Jellyfin definitely takes more finagling than plex, i switched at the beginning of the year, but I’ve had multiple times since where my internet is out and because jellyfin is local network I’m still able to stream my media.
So yeah. Just some info about jellyfin. I get wanting the ease of plex, but I’ve personally really enjoyed adding the plugins and fucking around with everything it has.
I want to go and look at the plugins I wasn’t aware that some of that stuff was available. I was an avid plug-in user until Plex pulled that from me.

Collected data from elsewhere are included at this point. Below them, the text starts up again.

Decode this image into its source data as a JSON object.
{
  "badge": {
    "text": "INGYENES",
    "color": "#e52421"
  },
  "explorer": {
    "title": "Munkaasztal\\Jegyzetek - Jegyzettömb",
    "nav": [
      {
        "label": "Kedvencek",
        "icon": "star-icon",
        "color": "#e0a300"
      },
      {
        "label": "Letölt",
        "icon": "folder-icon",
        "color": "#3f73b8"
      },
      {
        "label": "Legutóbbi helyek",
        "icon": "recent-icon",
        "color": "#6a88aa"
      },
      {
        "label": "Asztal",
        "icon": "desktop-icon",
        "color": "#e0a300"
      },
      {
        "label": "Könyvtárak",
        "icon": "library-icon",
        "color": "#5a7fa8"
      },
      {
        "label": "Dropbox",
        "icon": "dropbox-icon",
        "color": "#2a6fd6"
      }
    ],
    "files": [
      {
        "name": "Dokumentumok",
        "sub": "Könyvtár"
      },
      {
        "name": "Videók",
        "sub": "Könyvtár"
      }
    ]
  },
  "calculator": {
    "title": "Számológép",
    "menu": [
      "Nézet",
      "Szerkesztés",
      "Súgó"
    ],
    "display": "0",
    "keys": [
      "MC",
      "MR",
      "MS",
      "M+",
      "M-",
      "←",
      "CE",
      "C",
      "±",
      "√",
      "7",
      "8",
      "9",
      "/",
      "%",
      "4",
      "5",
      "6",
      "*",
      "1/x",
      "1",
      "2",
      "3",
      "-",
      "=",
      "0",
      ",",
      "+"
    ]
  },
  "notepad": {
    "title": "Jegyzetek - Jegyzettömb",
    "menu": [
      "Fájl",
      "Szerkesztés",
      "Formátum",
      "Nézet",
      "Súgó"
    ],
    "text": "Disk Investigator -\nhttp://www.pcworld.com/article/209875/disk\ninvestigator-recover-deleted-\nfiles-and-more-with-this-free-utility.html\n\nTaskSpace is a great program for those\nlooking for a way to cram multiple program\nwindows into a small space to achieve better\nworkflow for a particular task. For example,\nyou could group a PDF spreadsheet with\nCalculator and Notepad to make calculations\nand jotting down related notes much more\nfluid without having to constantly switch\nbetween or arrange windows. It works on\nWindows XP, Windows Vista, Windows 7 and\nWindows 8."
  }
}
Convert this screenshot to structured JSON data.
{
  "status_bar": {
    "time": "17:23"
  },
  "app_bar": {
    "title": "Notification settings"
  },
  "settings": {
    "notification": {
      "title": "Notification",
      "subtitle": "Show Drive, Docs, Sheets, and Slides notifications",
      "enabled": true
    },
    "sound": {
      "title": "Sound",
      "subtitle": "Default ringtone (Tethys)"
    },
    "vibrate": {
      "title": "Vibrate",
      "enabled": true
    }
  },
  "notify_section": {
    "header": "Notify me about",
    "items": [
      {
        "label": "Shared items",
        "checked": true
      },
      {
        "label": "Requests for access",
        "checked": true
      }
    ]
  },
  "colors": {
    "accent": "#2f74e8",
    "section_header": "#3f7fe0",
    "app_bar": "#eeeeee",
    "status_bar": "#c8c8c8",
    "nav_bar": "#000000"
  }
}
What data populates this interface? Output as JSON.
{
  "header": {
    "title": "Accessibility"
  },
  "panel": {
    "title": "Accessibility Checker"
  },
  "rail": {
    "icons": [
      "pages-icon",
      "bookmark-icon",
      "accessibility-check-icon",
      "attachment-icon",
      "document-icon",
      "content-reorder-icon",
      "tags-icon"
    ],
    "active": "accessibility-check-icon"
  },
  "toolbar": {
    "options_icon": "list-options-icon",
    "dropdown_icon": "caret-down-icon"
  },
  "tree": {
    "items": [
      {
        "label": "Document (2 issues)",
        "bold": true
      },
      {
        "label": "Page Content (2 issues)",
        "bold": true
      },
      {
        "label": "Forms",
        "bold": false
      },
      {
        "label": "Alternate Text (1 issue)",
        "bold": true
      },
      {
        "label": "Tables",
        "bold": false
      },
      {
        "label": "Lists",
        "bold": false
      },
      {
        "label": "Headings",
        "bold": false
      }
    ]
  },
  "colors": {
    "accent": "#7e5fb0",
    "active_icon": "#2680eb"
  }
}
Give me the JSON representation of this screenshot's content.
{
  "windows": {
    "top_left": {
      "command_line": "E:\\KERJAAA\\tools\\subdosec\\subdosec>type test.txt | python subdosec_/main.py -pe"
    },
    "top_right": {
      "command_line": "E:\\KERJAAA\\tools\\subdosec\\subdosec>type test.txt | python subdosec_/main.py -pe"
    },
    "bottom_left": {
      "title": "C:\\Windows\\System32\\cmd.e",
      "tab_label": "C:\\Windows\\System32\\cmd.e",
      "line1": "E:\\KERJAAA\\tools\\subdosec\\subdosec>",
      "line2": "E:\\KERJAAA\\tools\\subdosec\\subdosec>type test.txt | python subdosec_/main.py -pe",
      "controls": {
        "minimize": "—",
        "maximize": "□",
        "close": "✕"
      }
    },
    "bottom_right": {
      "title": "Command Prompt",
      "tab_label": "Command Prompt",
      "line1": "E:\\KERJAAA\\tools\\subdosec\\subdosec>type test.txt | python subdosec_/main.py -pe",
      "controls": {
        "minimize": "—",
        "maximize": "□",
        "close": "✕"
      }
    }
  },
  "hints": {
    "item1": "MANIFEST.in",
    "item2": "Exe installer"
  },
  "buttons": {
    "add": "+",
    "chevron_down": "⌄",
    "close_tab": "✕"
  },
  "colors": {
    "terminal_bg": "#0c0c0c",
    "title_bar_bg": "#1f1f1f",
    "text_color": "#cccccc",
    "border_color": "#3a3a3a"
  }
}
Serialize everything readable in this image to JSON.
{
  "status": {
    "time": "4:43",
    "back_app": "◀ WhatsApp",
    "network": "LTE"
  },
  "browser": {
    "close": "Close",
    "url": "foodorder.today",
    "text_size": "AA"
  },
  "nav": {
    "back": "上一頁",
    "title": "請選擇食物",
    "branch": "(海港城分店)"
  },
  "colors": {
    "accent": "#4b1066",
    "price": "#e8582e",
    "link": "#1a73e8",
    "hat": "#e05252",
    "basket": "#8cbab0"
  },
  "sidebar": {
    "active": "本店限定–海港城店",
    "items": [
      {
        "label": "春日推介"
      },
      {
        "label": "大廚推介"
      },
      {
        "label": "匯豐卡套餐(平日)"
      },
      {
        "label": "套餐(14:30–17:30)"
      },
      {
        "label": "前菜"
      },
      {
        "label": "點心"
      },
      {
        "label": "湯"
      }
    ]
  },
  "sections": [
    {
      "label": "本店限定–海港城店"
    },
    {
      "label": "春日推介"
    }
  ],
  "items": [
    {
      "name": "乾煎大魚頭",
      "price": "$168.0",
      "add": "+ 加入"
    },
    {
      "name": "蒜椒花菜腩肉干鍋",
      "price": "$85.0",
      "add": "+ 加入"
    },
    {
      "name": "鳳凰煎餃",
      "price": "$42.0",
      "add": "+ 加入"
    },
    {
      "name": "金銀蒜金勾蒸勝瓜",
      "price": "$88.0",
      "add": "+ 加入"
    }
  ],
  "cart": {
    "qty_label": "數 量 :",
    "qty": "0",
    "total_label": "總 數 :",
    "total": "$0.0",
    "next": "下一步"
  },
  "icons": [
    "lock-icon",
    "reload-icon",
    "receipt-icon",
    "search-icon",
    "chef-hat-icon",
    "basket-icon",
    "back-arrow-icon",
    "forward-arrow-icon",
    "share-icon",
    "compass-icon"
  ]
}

Just general glitchiness, odd UI design choices etc. Def needs more polish
When I say Spouse Test I mean from the context of a spouse who just “doesn’t do computers”, if your spouse is technically inclined at all, say as a PC gamer or something and has dealt with sometimes-kinda-annoying software and has some patience, then they’ll probably be fine with it
This makes sense. I had to poke around the UI to figure it out. And, the client occasionally needs rebooted or the cache cleared. I can see how some users would have trouble.
I’d suggest that teaching those users is probably easier than setting up Plex today and then setting up Jellyfin as an emergency service when Plex inevitably begins ad injection or introduces a paywall for local streaming.
I dipped my toes in the self-hosted route and would recommend Stremio + Torrentio + RealDebrid as a much simpler alternative.
Here’s a guide I used - you can probably have it up and running in less than an hour.
Major points:
I have very limited self hosting experience, and between getting my first hello world service running, problems with my ISP, sorting through the different ways to get content, and not already having TBs if hard drives sitting around, I found it to be pretty challenging.
If you’re already experienced in self hosting (or want to learn) and don’t mind the storage costs, then I’d recommend the Plex/Jellyfin route, but if you just want an alternative to the existing streaming services then I’d suggest looking into Stremio.
Seconded. I’ve used this exact setup for years on an NVIDIA Shield Pro. I understand it isn’t “pure” from a piracy perspective, not the most ideal, in-the-weeds setup, but it sure does just work.